Après la guerre civile, des religieux de Tbilissi ont décidé de monter une structure afin d’accueillir les orphelins qui, toujours plus nombreux, venaient quotidiennement réclamer de la nourriture aux portes de leurs églises. Un premier centre fut donc construit à Dzegvi, non loin de Mtskheta, l’ancienne capitale de Géorgie.

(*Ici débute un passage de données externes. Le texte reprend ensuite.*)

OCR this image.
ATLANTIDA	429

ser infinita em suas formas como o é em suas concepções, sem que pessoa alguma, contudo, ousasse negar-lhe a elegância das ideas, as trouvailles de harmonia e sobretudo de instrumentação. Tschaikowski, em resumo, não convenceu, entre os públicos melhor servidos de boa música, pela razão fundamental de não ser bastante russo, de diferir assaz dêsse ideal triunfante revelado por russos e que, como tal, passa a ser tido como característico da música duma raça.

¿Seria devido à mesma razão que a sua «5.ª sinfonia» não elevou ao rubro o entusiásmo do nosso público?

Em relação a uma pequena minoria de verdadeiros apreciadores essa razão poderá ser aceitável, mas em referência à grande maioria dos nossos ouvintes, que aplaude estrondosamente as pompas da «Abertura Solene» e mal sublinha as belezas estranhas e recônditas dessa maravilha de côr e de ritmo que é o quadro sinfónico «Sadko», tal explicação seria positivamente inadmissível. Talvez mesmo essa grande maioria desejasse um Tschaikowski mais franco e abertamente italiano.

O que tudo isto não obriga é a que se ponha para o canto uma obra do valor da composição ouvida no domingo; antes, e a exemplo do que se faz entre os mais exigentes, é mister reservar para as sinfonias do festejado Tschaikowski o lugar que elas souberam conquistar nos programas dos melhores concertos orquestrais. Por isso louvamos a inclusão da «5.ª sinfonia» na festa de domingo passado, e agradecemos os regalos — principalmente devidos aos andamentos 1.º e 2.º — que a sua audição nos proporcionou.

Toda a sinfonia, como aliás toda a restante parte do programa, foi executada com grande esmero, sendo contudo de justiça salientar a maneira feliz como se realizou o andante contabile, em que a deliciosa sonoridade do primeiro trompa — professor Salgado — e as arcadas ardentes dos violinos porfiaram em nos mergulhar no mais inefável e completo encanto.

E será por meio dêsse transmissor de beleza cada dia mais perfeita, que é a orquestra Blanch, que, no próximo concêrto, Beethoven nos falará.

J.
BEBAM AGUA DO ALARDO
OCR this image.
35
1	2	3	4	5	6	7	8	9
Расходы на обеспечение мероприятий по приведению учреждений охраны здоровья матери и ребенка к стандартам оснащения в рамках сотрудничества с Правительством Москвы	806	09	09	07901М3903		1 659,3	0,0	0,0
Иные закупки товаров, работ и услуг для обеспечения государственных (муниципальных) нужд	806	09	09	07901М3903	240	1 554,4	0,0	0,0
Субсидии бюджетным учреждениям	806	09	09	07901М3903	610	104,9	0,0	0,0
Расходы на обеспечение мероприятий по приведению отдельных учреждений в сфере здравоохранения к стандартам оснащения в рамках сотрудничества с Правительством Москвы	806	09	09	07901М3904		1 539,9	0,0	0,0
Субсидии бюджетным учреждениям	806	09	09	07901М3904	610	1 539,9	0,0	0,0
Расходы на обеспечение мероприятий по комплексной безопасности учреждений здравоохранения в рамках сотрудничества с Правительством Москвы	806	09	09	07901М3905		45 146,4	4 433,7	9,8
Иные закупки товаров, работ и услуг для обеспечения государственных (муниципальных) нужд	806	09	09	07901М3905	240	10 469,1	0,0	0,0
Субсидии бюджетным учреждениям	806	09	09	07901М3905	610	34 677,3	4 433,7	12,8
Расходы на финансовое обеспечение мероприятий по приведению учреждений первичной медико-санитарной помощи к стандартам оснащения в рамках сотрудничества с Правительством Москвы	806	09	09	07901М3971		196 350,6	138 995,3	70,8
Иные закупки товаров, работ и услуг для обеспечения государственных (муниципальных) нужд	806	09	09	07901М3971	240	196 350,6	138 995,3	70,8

Rapidement, les bénévoles qui officiaient au centre et s’occupaient des orphelins se sont rendus compte que la seule solution pour sauver définitivement ces enfants était de les faire partir loin de la tentation quotidienne de la rue. Les sortir du centre pour les sortir du « vide », les extraire d’une logique où se confondent bien et mal sans distinction, partir à la campagne pour mieux retisser les liens. Qu’ils soient dentistes de formation, botanistes, ingénieurs cartographe, ces hommes et femmes, tous citadins à l’origine, ont décidé d’aller s’installer à la campagne, coupés de tout, pour réapprendre à ces enfants écorchés l’amour et la paix. Difficile d’imaginer ces encravatés devenir d’un coup paysan, faire leur propre pain, cultiver leur potager, traire la vache ou saigner le veau pour la Pâque quand on ne connaît au départ que bitume et métro. Ils rachèteront 7 maisons dans le village, recomposeront des familles entières et donneront un cadre à chacun.